Stella-PL: Bilingual Polish-English Text Encoder
Stella-PL is a 1.5 billion parameter text encoder developed by sdadas, building upon the stella_en_1.5B_v5 architecture. It has been adapted for Polish through a multilingual knowledge distillation method, utilizing a corpus of 20 million Polish-English text pairs. The model generates 1024-dimensional embeddings for both languages, allowing for semantic comparisons within and across Polish and English texts.
Key Capabilities
- Bilingual Encoding: Processes both Polish and English texts into a unified embedding space.
- Cross-Lingual Semantic Search: Enables retrieval and similarity comparisons between Polish and English content.

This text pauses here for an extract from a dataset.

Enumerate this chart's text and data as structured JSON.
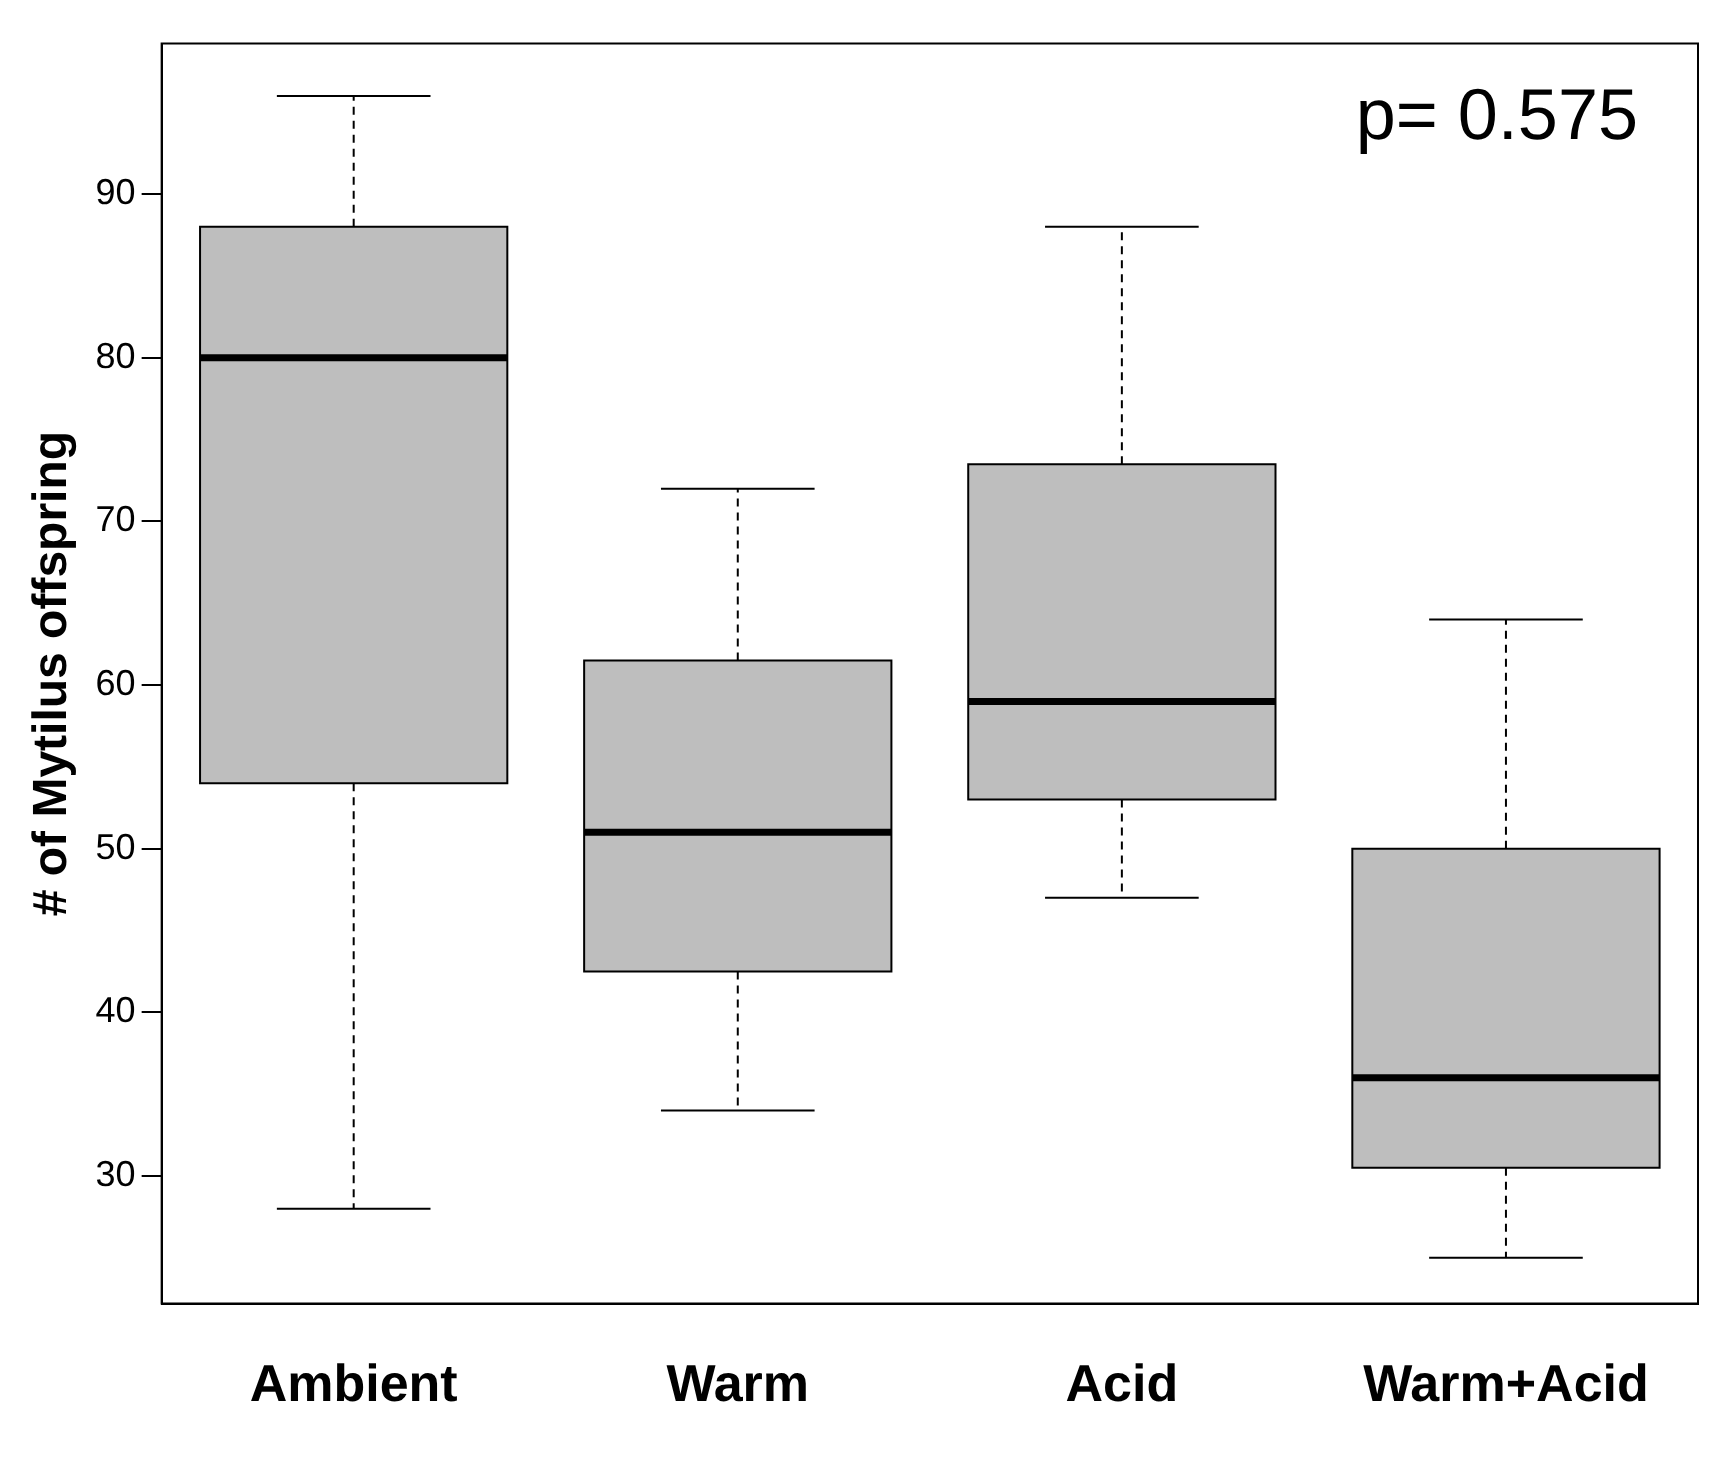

- High Performance: Achieves a NDCG@10 of 60.52 on the Polish Information Retrieval Benchmark (PIRB).
- Optimized for Retrieval: Uses specific instruction prefixes for retrieval and semantic similarity tasks, similar to the original Stella model.
- Efficient Processing: Supports Flash Attention 2 for faster inference.
Good For
- Information Retrieval: Ideal for search applications requiring relevant passage retrieval in Polish or English, or cross-lingual search.
- Semantic Similarity: Suitable for tasks like identifying semantically similar sentences or documents in either language.
- Cross-Lingual Applications: Developing systems that need to understand and compare meaning across Polish and English.